Children develop self-esteem by age 5, much earlier than previously thought, according to new research that suggests children gain either a positive or negative view of themselves before they begin formal schooling.
The researchers found that self-esteem at age 5 is as strong as those measured in adults.
"We were surprised to find is how strong it was," said Dario Cvencek, a research scientist at the University of Washington's Institute for Learning & Brain Sciences and a co-author of the study. "The first five years seems to be a foundation on which children build for the rest of their lives."

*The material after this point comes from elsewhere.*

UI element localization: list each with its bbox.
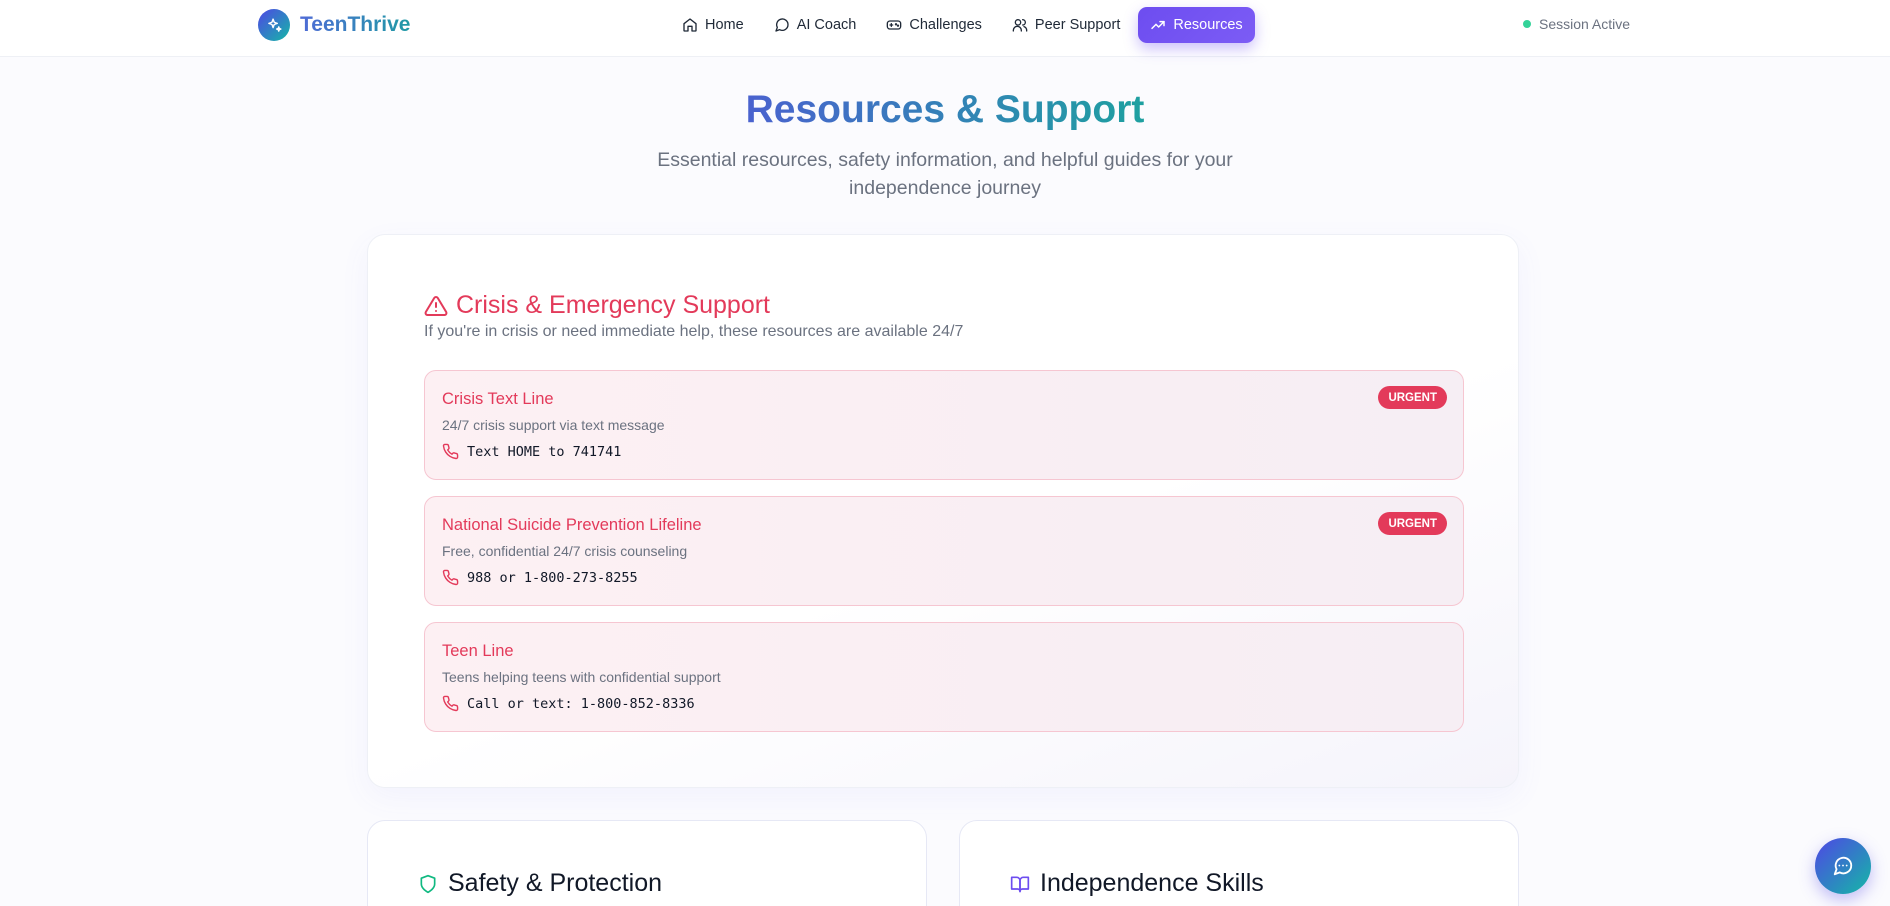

Still, self-esteem can change - either positively or negatively - as children grow, Cvencek said. "At age 5, it's developed and already pretty strong," he said. "But any traumatic experience can affect you. We do think it's malleable, but it starts a lot earlier than previously thought."
The findings, published in the January 2016 issue of the Journal of Experimental Social Psychology, come from a new test designed to measure self-esteem in 5-year-olds, the youngest age group to be measured.

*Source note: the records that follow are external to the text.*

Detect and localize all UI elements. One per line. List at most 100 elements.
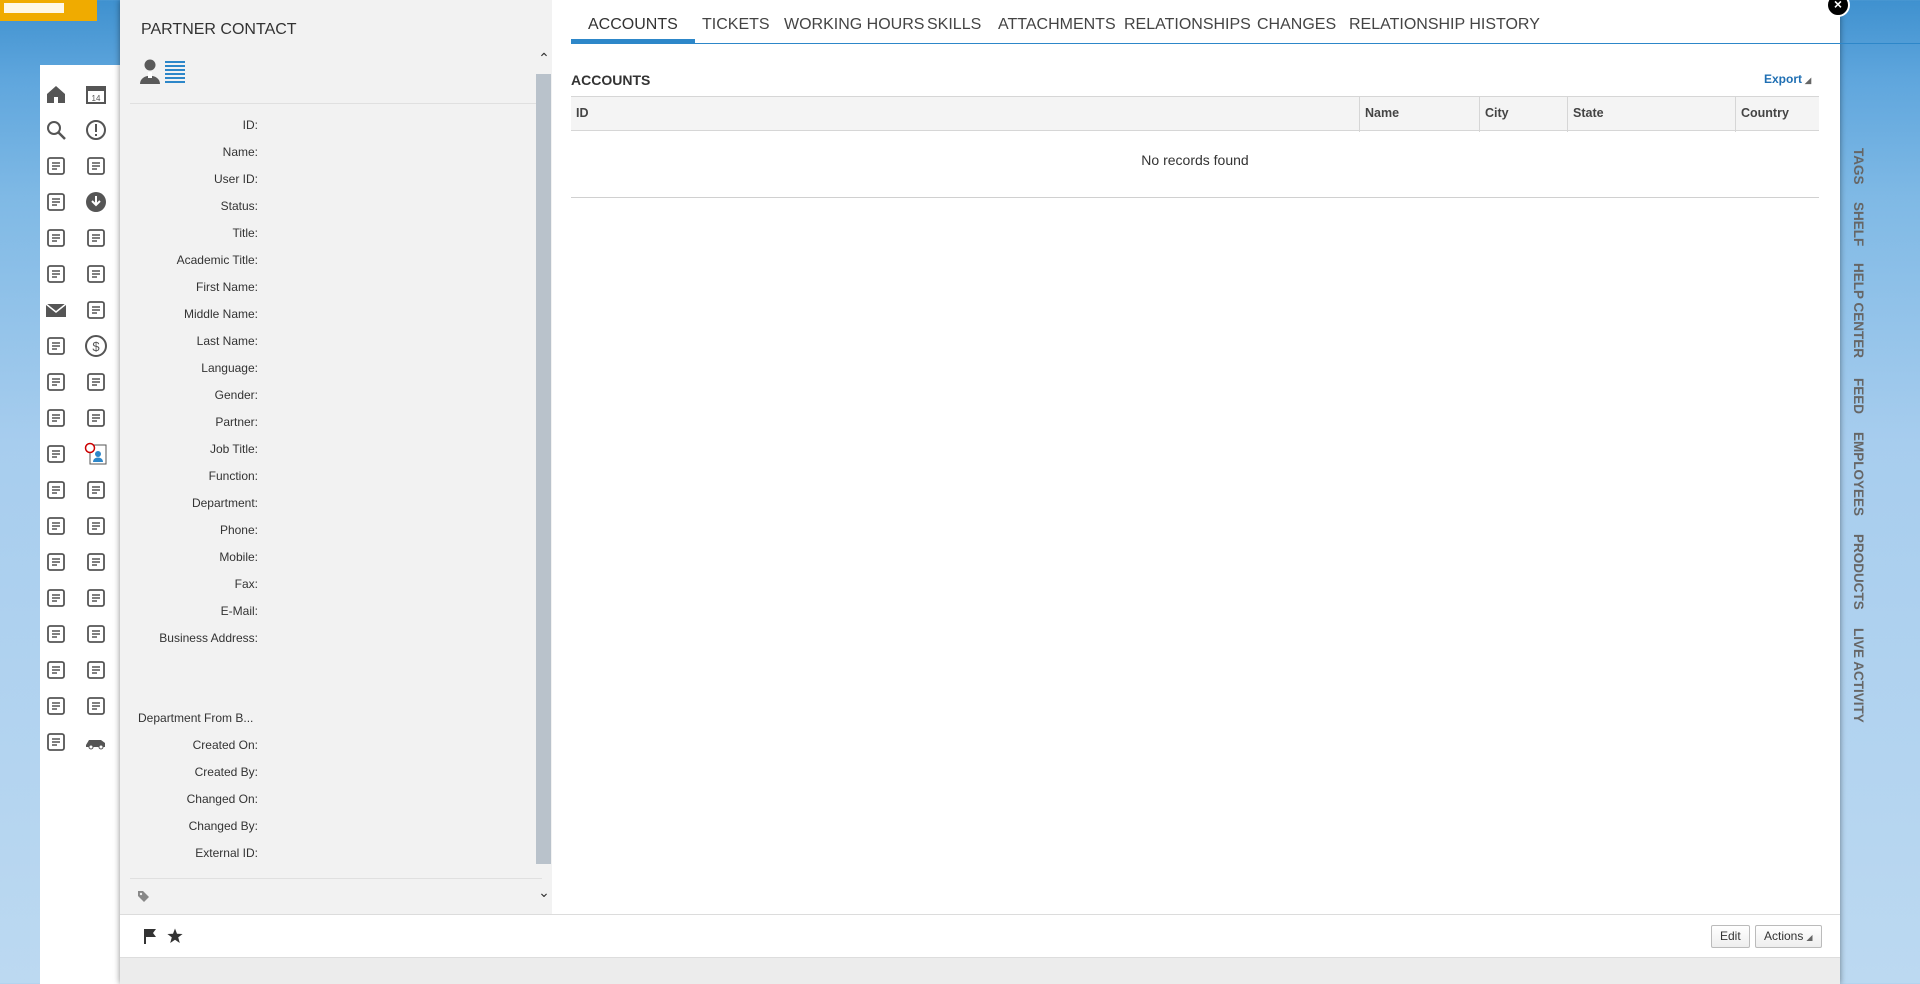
dollar-icon[interactable]: $ [83, 333, 109, 359]
field-label: Created On: [192, 738, 258, 752]
sidebar-tab-feed[interactable]: FEED [1851, 378, 1866, 414]
field-label: Changed On: [186, 792, 258, 806]
svg-text:$: $ [92, 339, 100, 354]
tab-skills[interactable]: SKILLS [927, 16, 981, 34]
export-button[interactable]: Export ◢ [1764, 72, 1811, 86]
mail-icon[interactable] [43, 297, 69, 323]
calendar-icon[interactable]: 14 [83, 81, 109, 107]
accounts-section-title: ACCOUNTS [571, 72, 651, 88]
calendar-week-icon[interactable] [83, 585, 109, 611]
edit-button[interactable]: Edit [1711, 925, 1750, 948]
team-building-icon[interactable] [83, 261, 109, 287]
download-icon[interactable] [83, 189, 109, 215]
alert-icon[interactable] [83, 117, 109, 143]
actions-label: Actions [1764, 929, 1804, 943]
active-tab-indicator [571, 39, 695, 43]
calendar-clock-icon[interactable] [43, 405, 69, 431]
flag-icon[interactable] [143, 928, 157, 947]
sidebar-tab-live-activity[interactable]: LIVE ACTIVITY [1851, 628, 1866, 723]
field-label: External ID: [195, 846, 258, 860]
partner-contact-icon[interactable] [83, 441, 109, 467]
phone-grid-icon[interactable] [43, 621, 69, 647]
page-title: PARTNER CONTACT [141, 21, 297, 38]
sidebar-tab-help-center[interactable]: HELP CENTER [1851, 263, 1866, 358]
partner-contact-modal: PARTNER CONTACT ID: Name: User ID: Status: T… [120, 0, 1920, 984]
tab-attachments[interactable]: ATTACHMENTS [998, 16, 1116, 34]
header-divider [130, 103, 542, 104]
tab-relationships[interactable]: RELATIONSHIPS [1124, 16, 1251, 34]
column-header-country[interactable]: Country [1735, 97, 1819, 132]
car-icon[interactable] [83, 729, 109, 755]
list-view-icon[interactable] [164, 58, 186, 87]
search-icon[interactable] [43, 117, 69, 143]
price-tag-icon[interactable] [43, 549, 69, 575]
building-location-icon[interactable] [43, 477, 69, 503]
footer-icons [143, 928, 183, 947]
field-label: Job Title: [209, 442, 258, 456]
field-label: Name: [222, 145, 258, 159]
timeline-icon[interactable] [83, 657, 109, 683]
column-header-id[interactable]: ID [571, 97, 1359, 132]
money-transfer-icon[interactable] [43, 333, 69, 359]
column-header-name[interactable]: Name [1359, 97, 1479, 132]
sidebar-tab-employees[interactable]: EMPLOYEES [1851, 432, 1866, 516]
home-icon[interactable] [43, 81, 69, 107]
scrollbar-thumb[interactable] [536, 74, 551, 864]
column-header-city[interactable]: City [1479, 97, 1567, 132]
org-people-icon[interactable] [43, 153, 69, 179]
field-label: ID: [242, 118, 258, 132]
clipboard-check-icon[interactable] [83, 621, 109, 647]
chat-list-icon[interactable] [83, 477, 109, 503]
field-label: Mobile: [219, 550, 258, 564]
field-label: E-Mail: [220, 604, 258, 618]
field-label: User ID: [213, 172, 258, 186]
scroll-up-icon[interactable]: ⌃ [537, 50, 551, 66]
person-exchange-icon[interactable] [43, 369, 69, 395]
actions-button[interactable]: Actions ◢ [1755, 925, 1822, 948]
sidebar-tab-tags[interactable]: TAGS [1851, 148, 1866, 185]
document-chart-icon[interactable] [83, 369, 109, 395]
field-label: Status: [220, 199, 258, 213]
speed-icon[interactable] [83, 549, 109, 575]
tag-icon[interactable] [137, 890, 150, 906]
field-label: Created By: [194, 765, 258, 779]
tab-tickets[interactable]: TICKETS [702, 16, 770, 34]
tab-changes[interactable]: CHANGES [1257, 16, 1336, 34]
field-label: Changed By: [188, 819, 258, 833]
field-label: Department: [191, 496, 258, 510]
svg-text:14: 14 [92, 94, 101, 103]
hierarchy-icon[interactable] [83, 153, 109, 179]
sidebar-tab-products[interactable]: PRODUCTS [1851, 534, 1866, 610]
details-scrollbar[interactable]: ⌃ ⌄ [534, 46, 552, 914]
person-list-icon[interactable] [43, 261, 69, 287]
analysis-icon[interactable] [43, 225, 69, 251]
field-label: Gender: [214, 388, 258, 402]
location-person-icon[interactable] [43, 513, 69, 539]
tab-relationship-history[interactable]: RELATIONSHIP HISTORY [1349, 16, 1540, 34]
table-header: ID Name City State Country [571, 96, 1819, 132]
contact-person-icon[interactable] [139, 58, 161, 87]
product-box-icon[interactable] [43, 189, 69, 215]
cube-icon[interactable] [83, 693, 109, 719]
handshake-icon[interactable] [83, 405, 109, 431]
clipboard-list-icon[interactable] [43, 693, 69, 719]
checklist-icon[interactable] [83, 297, 109, 323]
column-header-state[interactable]: State [1567, 97, 1735, 132]
favorite-star-icon[interactable] [167, 928, 183, 947]
tab-accounts[interactable]: ACCOUNTS [588, 16, 678, 34]
map-pin-icon[interactable] [43, 585, 69, 611]
list-icon[interactable] [43, 441, 69, 467]
sidebar-tab-shelf[interactable]: SHELF [1851, 202, 1866, 246]
accounts-table: ID Name City State Country No records found [571, 96, 1819, 198]
empty-message: No records found [1141, 152, 1249, 168]
dropdown-corner-icon: ◢ [1805, 76, 1812, 85]
contact-circle-icon[interactable] [83, 225, 109, 251]
report-icon[interactable] [43, 729, 69, 755]
tab-working-hours[interactable]: WORKING HOURS [784, 16, 924, 34]
notebook-icon[interactable] [83, 513, 109, 539]
tab-bar: ACCOUNTS TICKETS WORKING HOURS SKILLS ATTACH… [571, 0, 1920, 44]
tags-divider [130, 878, 542, 879]
scroll-down-icon[interactable]: ⌄ [537, 884, 551, 900]
field-label: Language: [201, 361, 258, 375]
calendar-star-icon[interactable] [43, 657, 69, 683]
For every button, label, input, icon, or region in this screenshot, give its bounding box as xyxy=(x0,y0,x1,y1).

Previous tests of self-esteem required children to be able to read and to be able to understand what is meant by being a good or bad person, Cvencek said. "Preschoolers can answer questions about narrow, concrete skills, such as 'I am good at running' or 'I'm good at letters', " he said. "But they have difficulty providing reliable answers or understanding what it means if you ask, 'Are you a good person?' "
That understanding usually comes around 8 years of age, he said.

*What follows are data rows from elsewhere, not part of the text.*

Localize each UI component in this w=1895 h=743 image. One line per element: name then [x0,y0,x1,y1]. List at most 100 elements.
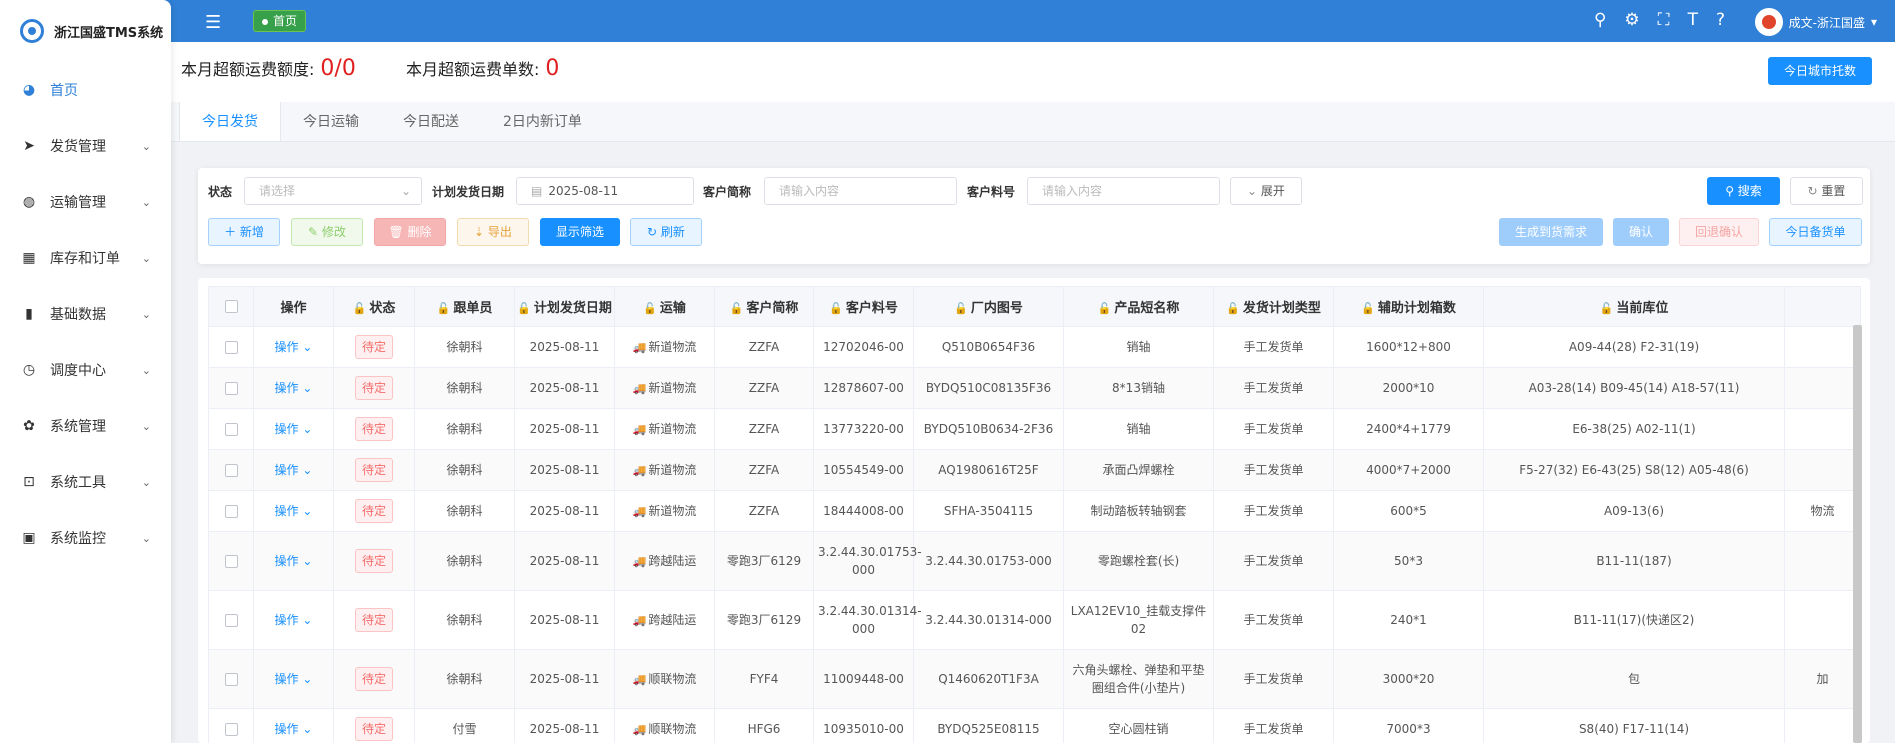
rollback-button[interactable]: 回退确认 [1679,218,1759,246]
op-dropdown[interactable]: 操作 ⌄ [275,422,313,436]
confirm-button[interactable]: 确认 [1613,218,1669,246]
op-dropdown[interactable]: 操作 ⌄ [275,554,313,568]
select-all-checkbox[interactable] [224,300,238,313]
globe-icon: ◍ [22,194,36,210]
status-badge: 待定 [354,458,393,482]
table-row[interactable]: 操作 ⌄ 待定 付雪 2025-08-11 🚚 顺联物流 HFG6 10935010-00 BY… [208,708,1861,743]
customer-input[interactable]: 请输入内容 [764,177,957,205]
cell-drawing: BYDQ525E08115 [913,708,1064,743]
tab-3[interactable]: 2日内新订单 [481,102,604,141]
column-header-label: 客户简称 [746,301,799,316]
op-dropdown[interactable]: 操作 ⌄ [275,340,313,354]
transport-value: 新道物流 [648,380,697,395]
sidebar-item-1[interactable]: ➤ 发货管理 ⌄ [0,118,171,174]
font-size-icon[interactable]: T [1688,10,1698,30]
reset-button[interactable]: ↻ 重置 [1790,177,1863,205]
tag-home[interactable]: 首页 [253,10,307,32]
table-scrollbar[interactable] [1853,325,1862,743]
clock-icon: ◷ [22,362,36,378]
table-row[interactable]: 操作 ⌄ 待定 徐朝科 2025-08-11 🚚 新道物流 ZZFA 10554549-00 A… [208,449,1861,491]
sidebar-item-2[interactable]: ◍ 运输管理 ⌄ [0,174,171,230]
column-header-extra [1784,286,1861,327]
menu-fold-icon[interactable]: ☰ [205,12,221,33]
table-row[interactable]: 操作 ⌄ 待定 徐朝科 2025-08-11 🚚 跨越陆运 零跑3厂6129 3.2.44.3… [208,590,1861,650]
add-button[interactable]: ＋ 新增 [208,218,280,246]
row-checkbox[interactable] [224,614,238,627]
table-row[interactable]: 操作 ⌄ 待定 徐朝科 2025-08-11 🚚 顺联物流 FYF4 11009448-00 Q… [208,649,1861,709]
part-input[interactable]: 请输入内容 [1027,177,1220,205]
op-cell: 操作 ⌄ [253,367,334,409]
search-icon[interactable]: ⚲ [1594,10,1606,30]
column-header[interactable]: 🔓 运输 [614,286,715,327]
sidebar-item-6[interactable]: ✿ 系统管理 ⌄ [0,398,171,454]
settings-icon[interactable]: ⚙ [1624,10,1639,30]
column-header[interactable]: 🔓 产品短名称 [1063,286,1214,327]
user-menu[interactable]: 成文-浙江国盛 ▾ [1754,8,1877,36]
column-header[interactable]: 🔓 辅助计划箱数 [1333,286,1484,327]
table-row[interactable]: 操作 ⌄ 待定 徐朝科 2025-08-11 🚚 跨越陆运 零跑3厂6129 3.2.44.3… [208,531,1861,591]
table-row[interactable]: 操作 ⌄ 待定 徐朝科 2025-08-11 🚚 新道物流 ZZFA 13773220-00 B… [208,408,1861,450]
column-header[interactable]: 🔓 发货计划类型 [1213,286,1334,327]
column-header-label: 状态 [369,301,396,316]
sidebar-item-4[interactable]: ▮ 基础数据 ⌄ [0,286,171,342]
sidebar-item-3[interactable]: ▦ 库存和订单 ⌄ [0,230,171,286]
fullscreen-icon[interactable]: ⛶ [1658,10,1670,30]
row-checkbox[interactable] [224,464,238,477]
today-city-button[interactable]: 今日城市托数 [1767,57,1872,85]
gen-demand-button[interactable]: 生成到货需求 [1499,218,1603,246]
refresh-button[interactable]: ↻ 刷新 [630,218,702,246]
column-header[interactable]: 操作 [253,286,334,327]
sidebar-item-8[interactable]: ▣ 系统监控 ⌄ [0,510,171,566]
today-stock-button[interactable]: 今日备货单 [1769,218,1862,246]
caret-down-icon: ▾ [1870,15,1877,29]
truck-icon: 🚚 [632,340,647,354]
edit-button[interactable]: ✎ 修改 [291,218,363,246]
column-header[interactable]: 🔓 客户简称 [714,286,814,327]
cell-customer: ZZFA [714,449,814,491]
sidebar-item-5[interactable]: ◷ 调度中心 ⌄ [0,342,171,398]
op-dropdown[interactable]: 操作 ⌄ [275,381,313,395]
status-select[interactable]: 请选择 ⌄ [244,177,422,205]
expand-button[interactable]: ⌄ 展开 [1230,177,1302,205]
row-checkbox[interactable] [224,505,238,518]
op-dropdown[interactable]: 操作 ⌄ [275,613,313,627]
op-dropdown[interactable]: 操作 ⌄ [275,463,313,477]
cell-location: E6-38(25) A02-11(1) [1483,408,1785,450]
cell-transport: 🚚 顺联物流 [614,708,715,743]
row-checkbox[interactable] [224,723,238,736]
date-picker[interactable]: ▤ 2025-08-11 [516,177,694,205]
table-row[interactable]: 操作 ⌄ 待定 徐朝科 2025-08-11 🚚 新道物流 ZZFA 12878607-00 B… [208,367,1861,409]
cell-part: 13773220-00 [813,408,914,450]
search-button[interactable]: ⚲ 搜索 [1707,177,1780,205]
cell-boxes: 240*1 [1333,590,1484,650]
delete-button[interactable]: 🗑 删除 [374,218,446,246]
status-badge: 待定 [354,335,393,359]
column-header[interactable]: 🔓 跟单员 [414,286,515,327]
row-checkbox[interactable] [224,382,238,395]
chevron-down-icon: ⌄ [302,613,313,627]
tab-1[interactable]: 今日运输 [281,102,381,141]
tab-0[interactable]: 今日发货 [179,102,281,141]
op-dropdown[interactable]: 操作 ⌄ [275,672,313,686]
column-header[interactable]: 🔓 计划发货日期 [514,286,615,327]
user-name: 成文-浙江国盛 [1788,15,1865,30]
row-checkbox[interactable] [224,673,238,686]
column-header[interactable]: 🔓 厂内图号 [913,286,1064,327]
column-header[interactable]: 🔓 当前库位 [1483,286,1785,327]
show-filter-button[interactable]: 显示筛选 [540,218,620,246]
column-header[interactable]: 🔓 状态 [333,286,415,327]
sidebar-item-7[interactable]: ⊡ 系统工具 ⌄ [0,454,171,510]
sidebar-item-0[interactable]: ◕ 首页 [0,62,171,118]
export-button[interactable]: ⇣ 导出 [457,218,529,246]
cell-part: 12878607-00 [813,367,914,409]
row-checkbox[interactable] [224,555,238,568]
tab-2[interactable]: 今日配送 [381,102,481,141]
op-dropdown[interactable]: 操作 ⌄ [275,504,313,518]
row-checkbox[interactable] [224,423,238,436]
table-row[interactable]: 操作 ⌄ 待定 徐朝科 2025-08-11 🚚 新道物流 ZZFA 18444008-00 S… [208,490,1861,532]
row-checkbox[interactable] [224,341,238,354]
column-header[interactable]: 🔓 客户料号 [813,286,914,327]
table-row[interactable]: 操作 ⌄ 待定 徐朝科 2025-08-11 🚚 新道物流 ZZFA 12702046-00 Q… [208,326,1861,368]
help-icon[interactable]: ? [1716,10,1725,30]
op-dropdown[interactable]: 操作 ⌄ [275,722,313,736]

So researchers gave the 5-year-olds several flags and played a game in which they were told some of the flags were "me" and some "not me" and asked them to respond with the flags to a series of positive and negative words broadcast over a loudspeaker. The children had to combine words and press buttons on a computer to signal whether they associated the "good" or "bad' words with the "me" flags or not.
More than 230 children from the Seattle area participated in the study, which found that about 90 per cent of the children had a positive self-esteem, while just 10 per cent expressed a negative self-esteem.
Researchers also measured gender identity and found that children with high self-esteem strongly identified with their own gender and preferred their own gender. Although both boys and girls preferred their own gender, the effect was stronger in girls.
In other words, girls with high self-esteem tend to prefer to associate with other girls, and to think that girls are better than boys.
The researchers plan to follow the children in the study to examine whether self-esteem measured in preschool can predict outcomes later in childhood, such as academic achievement, and whether self-esteem changes with experience.
The research comes as policy leaders on the local, state and federal level have increasingly stressed the value of early childhood education and a national shift in thinking that the earliest years are an important window for growth and development.